# DUAL sim TWO sims working simultenously



## azzu (Aug 29, 2007)

*www.buyuz.com/store/True-Dual-Sim-Phones-p-1-c-2765.html

site is claiming a phone that can work on the dual sims continously checkout


----------



## Choto Cheeta (Aug 29, 2007)

^^^

My frnd got one of these as present from his Brother who works as merine engg...

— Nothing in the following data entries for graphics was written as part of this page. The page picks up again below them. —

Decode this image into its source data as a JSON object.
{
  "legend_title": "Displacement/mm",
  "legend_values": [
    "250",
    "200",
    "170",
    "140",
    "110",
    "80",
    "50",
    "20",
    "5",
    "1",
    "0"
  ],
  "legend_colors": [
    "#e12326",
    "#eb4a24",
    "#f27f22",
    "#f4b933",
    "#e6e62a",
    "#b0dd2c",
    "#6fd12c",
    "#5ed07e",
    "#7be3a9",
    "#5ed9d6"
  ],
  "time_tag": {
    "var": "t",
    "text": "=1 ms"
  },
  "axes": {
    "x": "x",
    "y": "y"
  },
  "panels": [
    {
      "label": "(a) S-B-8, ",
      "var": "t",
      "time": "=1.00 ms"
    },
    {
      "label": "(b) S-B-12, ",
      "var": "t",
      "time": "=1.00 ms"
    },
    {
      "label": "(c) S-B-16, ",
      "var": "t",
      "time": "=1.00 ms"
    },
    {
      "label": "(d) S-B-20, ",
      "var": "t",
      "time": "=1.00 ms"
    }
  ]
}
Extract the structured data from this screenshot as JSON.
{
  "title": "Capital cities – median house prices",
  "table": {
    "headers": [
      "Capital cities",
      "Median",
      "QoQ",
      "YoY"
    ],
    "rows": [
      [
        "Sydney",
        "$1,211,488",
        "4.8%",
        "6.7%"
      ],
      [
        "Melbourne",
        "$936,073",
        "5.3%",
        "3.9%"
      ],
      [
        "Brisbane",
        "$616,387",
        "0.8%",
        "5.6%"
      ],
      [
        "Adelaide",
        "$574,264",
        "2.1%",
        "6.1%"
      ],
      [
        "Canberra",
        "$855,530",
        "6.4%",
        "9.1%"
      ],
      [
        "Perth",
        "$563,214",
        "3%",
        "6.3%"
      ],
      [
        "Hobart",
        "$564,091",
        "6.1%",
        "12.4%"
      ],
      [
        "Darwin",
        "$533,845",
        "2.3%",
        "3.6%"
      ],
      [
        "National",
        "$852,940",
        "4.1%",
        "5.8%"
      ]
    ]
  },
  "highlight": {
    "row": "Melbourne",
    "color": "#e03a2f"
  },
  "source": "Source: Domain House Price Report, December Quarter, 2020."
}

*www.buyuz.com/store/Bluetooth-enab...h-Dual-1.3-Mega-Cams-Mobile-phone-p-3402.html

Now actally both sim doesnt work together... What the phone does is simple Divert calls from one sim to another sim, so at one time only one sim is active  other one is just diverting call you active sim


----------



## azzu (Aug 29, 2007)

thx for the info choto anna


----------



## iMav (Aug 29, 2007)

^^ spice has/is launching a handset for dual sims in north india ....


----------



## Pathik (Aug 29, 2007)

Spice s88


----------



## sachin_kothari (Aug 29, 2007)

i seen a chinese mobile(unbranded) on which both the sims work together simutaneously. Shows two signal towers and displays both network names.


----------



## fun2sh (Aug 29, 2007)

spice too has that feature. it shows the signal of both and sims works simultaneously


----------



## Pathik (Aug 29, 2007)

Yup.. 1 sim is the master and the other the slave... thats how the priorities are decided and ambiguities ae solved..


----------



## azzu (Aug 29, 2007)

kool nice info guyzz


----------



## BBThumbHealer (Aug 30, 2007)

pathiks said:
			
		

> Spice s88



Its Spice D88...Nice Phone !


----------



## azzu (Aug 30, 2007)

wen gonna it is goin to release


----------



## BBThumbHealer (Aug 30, 2007)

Spice D88 is available in the market


----------



## enticer86 (Sep 13, 2007)

how much does it cost??

is it gud enuf to use? i mean any complications or smthin? personally i don trust Spice...never used


----------



## entrana (Sep 13, 2007)

dude u just bumped a old thread


----------



## alsiladka (Sep 13, 2007)

Even Samsung has released a Dual Sim phone.


----------